Vibration is a tool that stimulates a specific pathway in the brain to alert the body that the part of the body stimulated belongs to them. This is an important tool to use when the infant is not using both sides of the body equally. A simple massage instrument with vibration (or at the very least an electric tooth brush) can be used to stimulate the sole of the hand and foot, the joints on the non-dominant side (ankle, knee (NOT HIP), wrist, shoulder, and elbow). Other sensory information can be used like a soft brush, cold, warm, and tapping. They travel in other pathways but vibration is the most important.

Another aspect of training has to do with synchronizing an inborn reflex which is inactivated in conditions like torticollis and plagiocephaly. The eyes, the balance system and neck movements are coupled. When the infant is old enough to get eye contact, you engage their vision and have them turn their head to the right and to the left. Depending on the age it may be your face or a toy that makes noise and is colorful. They should follow and turn equally as far to right and left. Help them to bring both the right and the left hands to the mouth. They now stimulate themselves and get information from both sides. This should be done on the stomach and the back.

You should roll the baby from the back to the right and to the left sides. The will have difficulty to the non-dominant side, they usually throw out the arms like they are falling. This inhibits them from turning to that side, it affects balance and motor strength to the one side. Start early with this. Get their eyes to look to the side you want them to turn and roll them to that side. Do that on both sides.
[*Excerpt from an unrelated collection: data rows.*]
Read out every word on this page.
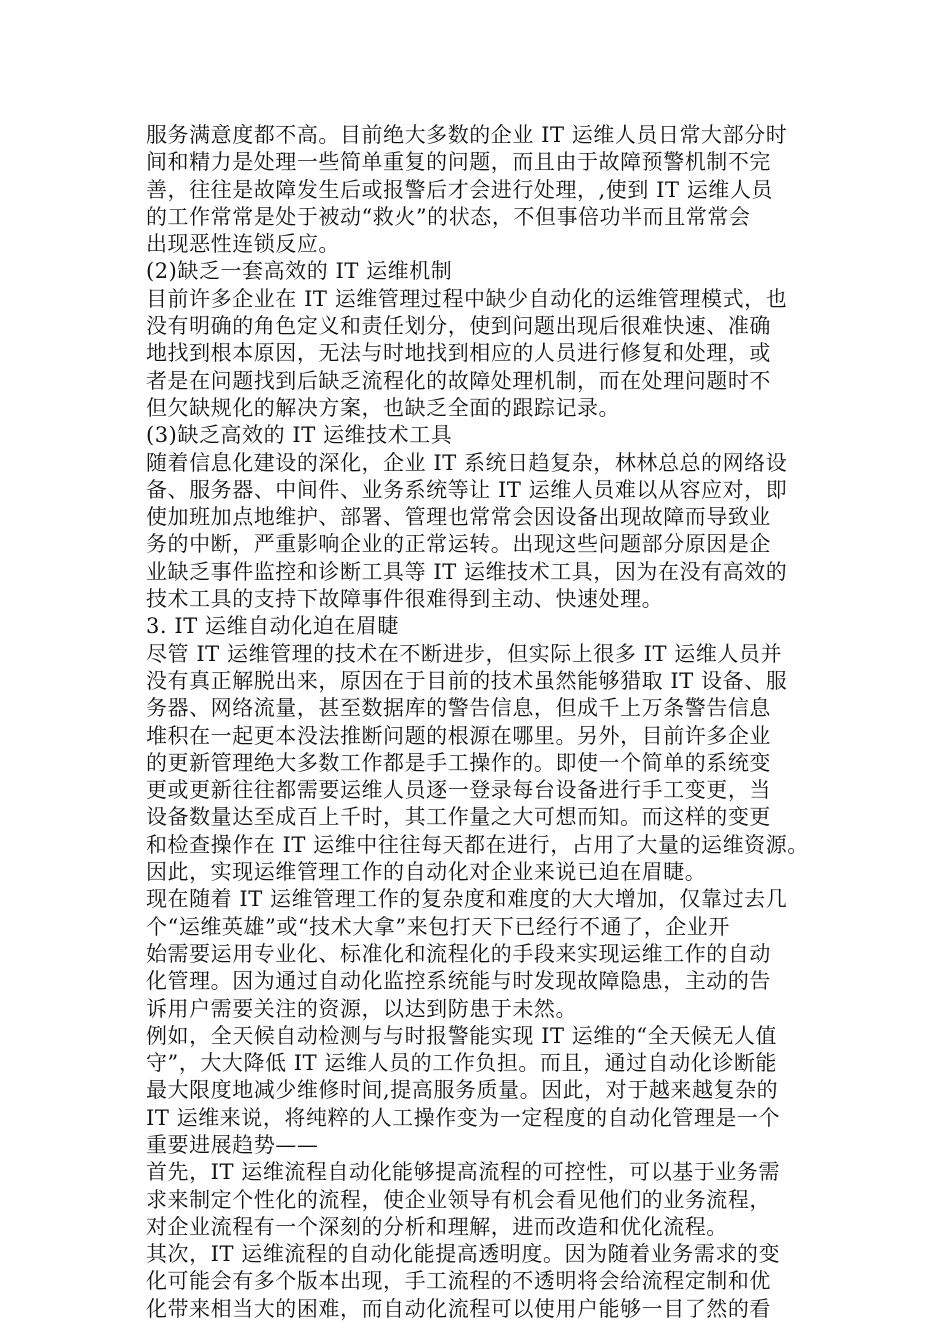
服务满意度都不高。目前绝大多数的企业 IT 运维人员日常大部分时
间和精力是处理一些简单重复的问题，而且由于故障预警机制不完
善，往往是故障发生后或报警后才会进行处理，,使到 IT 运维人员
的工作常常是处于被动“救火”的状态，不但事倍功半而且常常会
出现恶性连锁反应。
(2)缺乏一套高效的 IT 运维机制
目前许多企业在 IT 运维管理过程中缺少自动化的运维管理模式，也
没有明确的角色定义和责任划分，使到问题出现后很难快速、准确
地找到根本原因，无法与时地找到相应的人员进行修复和处理，或
者是在问题找到后缺乏流程化的故障处理机制，而在处理问题时不
但欠缺规化的解决方案，也缺乏全面的跟踪记录。
(3)缺乏高效的 IT 运维技术工具
随着信息化建设的深化，企业 IT 系统日趋复杂，林林总总的网络设
备、服务器、中间件、业务系统等让 IT 运维人员难以从容应对，即
使加班加点地维护、部署、管理也常常会因设备出现故障而导致业
务的中断，严重影响企业的正常运转。出现这些问题部分原因是企
业缺乏事件监控和诊断工具等 IT 运维技术工具，因为在没有高效的
技术工具的支持下故障事件很难得到主动、快速处理。
3. IT 运维自动化迫在眉睫
尽管 IT 运维管理的技术在不断进步，但实际上很多 IT 运维人员并
没有真正解脱出来，原因在于目前的技术虽然能够猎取 IT 设备、服
务器、网络流量，甚至数据库的警告信息，但成千上万条警告信息
堆积在一起更本没法推断问题的根源在哪里。另外，目前许多企业
的更新管理绝大多数工作都是手工操作的。即使一个简单的系统变
更或更新往往都需要运维人员逐一登录每台设备进行手工变更，当
设备数量达至成百上千时，其工作量之大可想而知。而这样的变更
和检查操作在 IT 运维中往往每天都在进行，占用了大量的运维资源。
因此，实现运维管理工作的自动化对企业来说已迫在眉睫。
现在随着 IT 运维管理工作的复杂度和难度的大大增加，仅靠过去几
个“运维英雄”或“技术大拿”来包打天下已经行不通了，企业开
始需要运用专业化、标准化和流程化的手段来实现运维工作的自动
化管理。因为通过自动化监控系统能与时发现故障隐患，主动的告
诉用户需要关注的资源，以达到防患于未然。
例如，全天候自动检测与与时报警能实现 IT 运维的“全天候无人值
守”，大大降低 IT 运维人员的工作负担。而且，通过自动化诊断能
最大限度地减少维修时间,提高服务质量。因此，对于越来越复杂的
IT 运维来说，将纯粹的人工操作变为一定程度的自动化管理是一个
重要进展趋势——
首先，IT 运维流程自动化能够提高流程的可控性，可以基于业务需
求来制定个性化的流程，使企业领导有机会看见他们的业务流程，
对企业流程有一个深刻的分析和理解，进而改造和优化流程。
其次，IT 运维流程的自动化能提高透明度。因为随着业务需求的变
化可能会有多个版本出现，手工流程的不透明将会给流程定制和优
化带来相当大的困难，而自动化流程可以使用户能够一目了然的看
It is important through the day to have the baby lie: on both sides, the stomach and back. Lying on the stomach and back they should be able to follow a face or a toy so the head turns fully to the right and the left. While lying on the side, have the baby look at toys to help  activate the side that is up. At 3 months the baby should be reaching and holding things, here it is important to make sure the baby reaches with both hands. At three months get them to reach for a toy to the side you want them to turn. At this point, you can train with them on a Pilate’s boll. While on stomach, roll them gently side to side, forward and backward, and even have them on their side so they work with the non-dominant side. Head tilt is most difficult to resolve, so work with the ball and vision to get them to look up to the opposite side.

When lying on the stomach the baby should not tip over. When they have a dominant side it is common that they develop more strength to one side and do not have stability on the opposite side. The shoulder collapses and they fall over, this is not controlled. If you hold the pelvis stabile or at the knees, they train their core. You can give the weaker shoulder support by pushing from the elbow to the shoulder so they feel the correct position.

Throughout development it is important that the child does everything from the left and the right. By working to ensure this, you help to activate the core muscles so you inhibit the effects of an early asymmetry.